I'm introducing legislation to address this challenge. It will have three main parts:
First, Social Security will distinguish between those who are genuinely and permanently disabled and those who are disabled but are expected to recover. Today, the system treats a paraplegic the same as someone with a severely broken leg but who's expected to recover in a year. Those who are expected to recover will be categorized as "likely" or "potential" to recover.
Second, it will allow beneficiaries in these categories to earn an income while on the program through a benefit offset. These beneficiaries can take time for rehabilitation and then gradually rejoin the workforce. With the offset, they won't be at risk of losing their benefits as they begin to earn more money on the path back to full-time work. Further, this offset can improve the program's integrity, because judges can review whether a beneficiary used the offset if the beneficiary reapplies to the program for permanent status.
Third, my legislation will set timelines for these individuals to exit the program and return to work. If their recovery goes more slowly than expected and they're not yet ready to return to work, they can reapply. But if they're no longer disabled, we must help them leave the program and return to the workforce.
The past years have shown that this approach is necessary if we want to increase the number of beneficiaries returning to the workforce. Social Security's Ticket to Work program, for instance, has operated for more than sixteen years. There are also dozens of other resources available to beneficiaries from countless federal agencies. Yet after billions of dollars of studies, pilots, and other programs, the return-to-work rate has dropped to nearly zero.

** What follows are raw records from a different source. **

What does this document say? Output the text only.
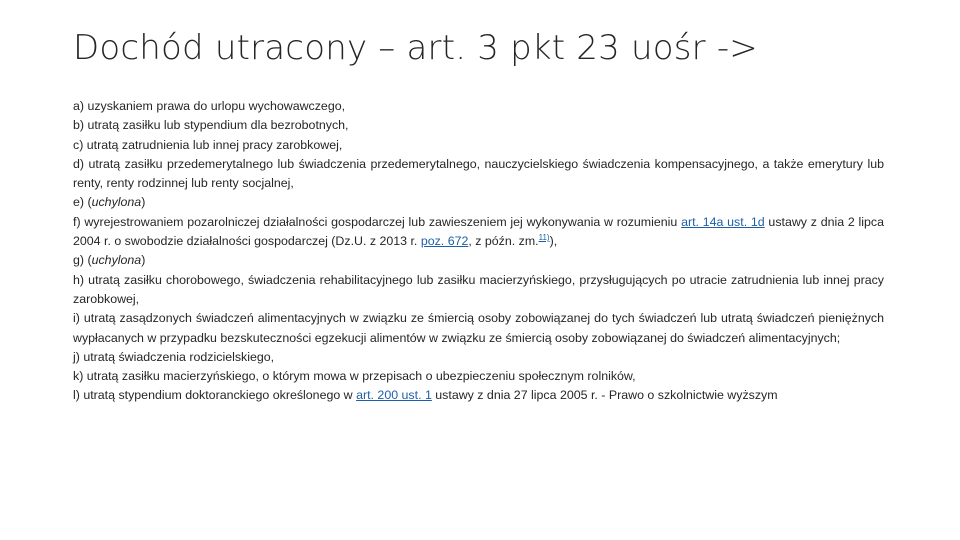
Dochód utracony – art. 3 pkt 23 uośr ->

a) uzyskaniem prawa do urlopu wychowawczego,

b) utratą zasiłku lub stypendium dla bezrobotnych,

c) utratą zatrudnienia lub innej pracy zarobkowej,

d) utratą zasiłku przedemerytalnego lub świadczenia przedemerytalnego, nauczycielskiego świadczenia kompensacyjnego, a także emerytury lub renty, renty rodzinnej lub renty socjalnej,

e) (uchylona)

f) wyrejestrowaniem pozarolniczej działalności gospodarczej lub zawieszeniem jej wykonywania w rozumieniu art. 14a ust. 1d ustawy z dnia 2 lipca 2004 r. o swobodzie działalności gospodarczej (Dz.U. z 2013 r. poz. 672, z późn. zm.$^{11)}$),

g) (uchylona)

h) utratą zasiłku chorobowego, świadczenia rehabilitacyjnego lub zasiłku macierzyńskiego, przysługujących po utracie zatrudnienia lub innej pracy zarobkowej,

i) utratą zasądzonych świadczeń alimentacyjnych w związku ze śmiercią osoby zobowiązanej do tych świadczeń lub utratą świadczeń pieniężnych wypłacanych w przypadku bezskuteczności egzekucji alimentów w związku ze śmiercią osoby zobowiązanej do świadczeń alimentacyjnych;

j) utratą świadczenia rodzicielskiego,

k) utratą zasiłku macierzyńskiego, o którym mowa w przepisach o ubezpieczeniu społecznym rolników,

l) utratą stypendium doktoranckiego określonego w art. 200 ust. 1 ustawy z dnia 27 lipca 2005 r. - Prawo o szkolnictwie wyższym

I believe that our challenge isn't a lack of good intentions or a lack of federal programs. Our challenge is a lack of expectations and incentives for those who can recover, and my legislation attempts to fix this.
These reforms won't solve all the problems with Social Security Disability. But they will address one of the most urgent crises in the program, and the one perhaps most corrosive to affected communities.
Thank you all for your interest in this issue, for your outstanding work on this important topic, and for allowing me to address you today. Now, we'll turn to the real experts on the panel.